Speaker
Description
Jet tagging is an essential tool for physics analyses involving heavy particles decaying into hadronic final states. In the boosted regime, where bosons have high transverse momentum, their hadronic decay products are reconstructed as a single large-R jet, and identified using jet substructure and constituent-based taggers. Solutions to the classification of hadronic decays of W and Z are well known and, historically, exploited primarily in searches for beyond the Standard Model physics, while it has recently been employed in Standard Model measurements. However, current approaches generally do not exploit polarisation information. In this regime, the angular separation of the decay quarks, which encodes polarisation, is not directly accessible due to the collimated topology. This study explores the development of a boson polarisation-aware tagger using UFO large-R jets reconstructed with the ATLAS detector. A solution is proposed by exploiting jet constituents as inputs to novel machine learning methods, such as Particle Transformers.
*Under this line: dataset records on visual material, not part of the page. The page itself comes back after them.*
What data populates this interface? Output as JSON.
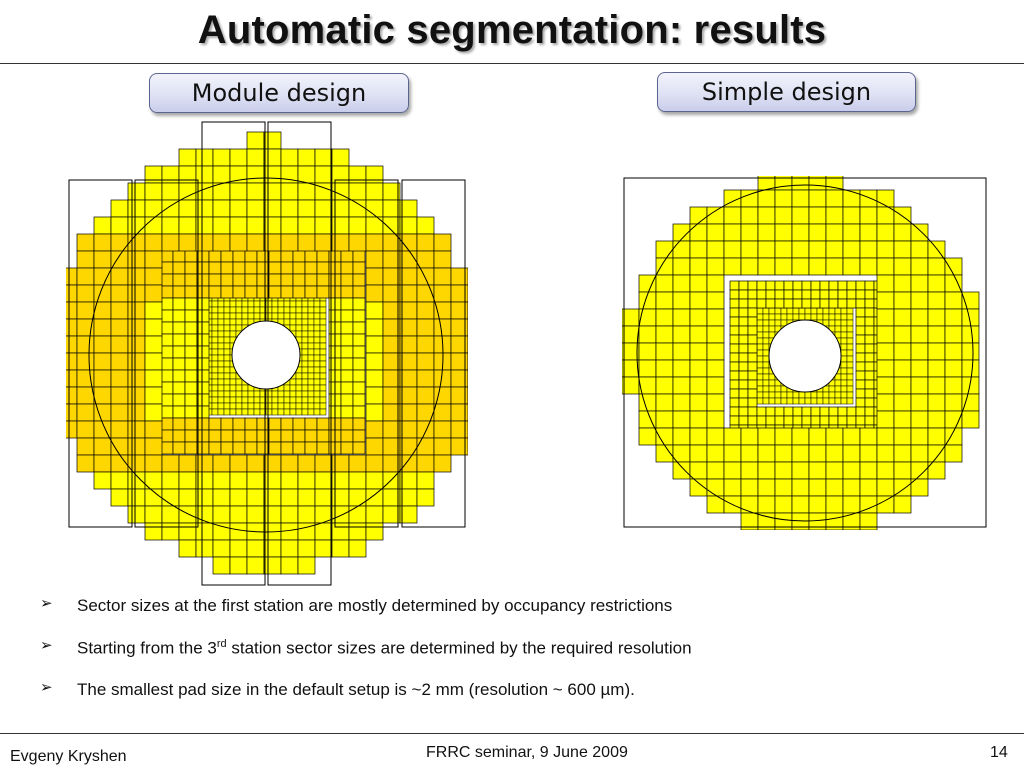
{
  "slide": {
    "title": "Automatic segmentation: results",
    "labels": {
      "left": "Module design",
      "right": "Simple design"
    },
    "bullets": [
      {
        "arrow": "➢",
        "text": "Sector sizes at the first station are mostly determined by occupancy restrictions"
      },
      {
        "arrow": "➢",
        "pre": "Starting from the 3",
        "sup": "rd",
        "post": " station sector sizes are determined by the required resolution"
      },
      {
        "arrow": "➢",
        "text": "The smallest pad size in the default setup is ~2 mm (resolution ~ 600 µm)."
      }
    ],
    "footer": {
      "author": "Evgeny Kryshen",
      "event": "FRRC seminar, 9 June 2009",
      "page": "14"
    },
    "colors": {
      "yellow": "#ffff00",
      "orange": "#ffd700",
      "line": "#000000"
    }
  }
}
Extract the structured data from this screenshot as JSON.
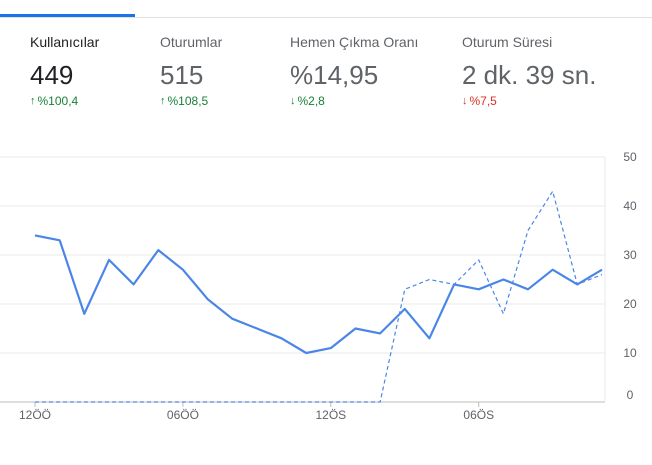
{
  "metrics": [
    {
      "label": "Kullanıcılar",
      "value": "449",
      "delta": "%100,4",
      "direction": "up",
      "active": true
    },
    {
      "label": "Oturumlar",
      "value": "515",
      "delta": "%108,5",
      "direction": "up",
      "active": false
    },
    {
      "label": "Hemen Çıkma Oranı",
      "value": "%14,95",
      "delta": "%2,8",
      "direction": "down-good",
      "active": false
    },
    {
      "label": "Oturum Süresi",
      "value": "2 dk. 39 sn.",
      "delta": "%7,5",
      "direction": "down-bad",
      "active": false
    }
  ],
  "colors": {
    "accent": "#1a73e8",
    "positive": "#188038",
    "negative": "#d93025"
  },
  "chart_data": {
    "type": "line",
    "x_tick_labels": [
      "12ÖÖ",
      "06ÖÖ",
      "12ÖS",
      "06ÖS"
    ],
    "x_tick_index": [
      0,
      6,
      12,
      18
    ],
    "ylim": [
      0,
      50
    ],
    "y_ticks": [
      0,
      10,
      20,
      30,
      40,
      50
    ],
    "grid": true,
    "series": [
      {
        "style": "solid",
        "color": "#4a86e8",
        "values": [
          34,
          33,
          18,
          29,
          24,
          31,
          27,
          21,
          17,
          15,
          13,
          10,
          11,
          15,
          14,
          19,
          13,
          24,
          23,
          25,
          23,
          27,
          24,
          27
        ]
      },
      {
        "style": "dashed",
        "color": "#4a86e8",
        "values": [
          0,
          0,
          0,
          0,
          0,
          0,
          0,
          0,
          0,
          0,
          0,
          0,
          0,
          0,
          0,
          23,
          25,
          24,
          29,
          18,
          35,
          43,
          24,
          26
        ]
      }
    ]
  }
}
First, the longitudinal-versus-transverse (L vs T) classification task is investigated; a comparison of the performance at detector level and particle level is presented. A regression approach is then introduced to overcome current experimental limitations in polarisation studies at reconstruction level in the boosted regime and provides, for the first time, experimental observables directly sensitive to boson polarisation in hadronic decay channels. The tagger is trained on a large simulated sample of W-, Z-, and quark/gluon-initiated jets produced with Pythia and reconstructed with the ATLAS detector simulation. Performance studies for both the classification and regression tasks are presented.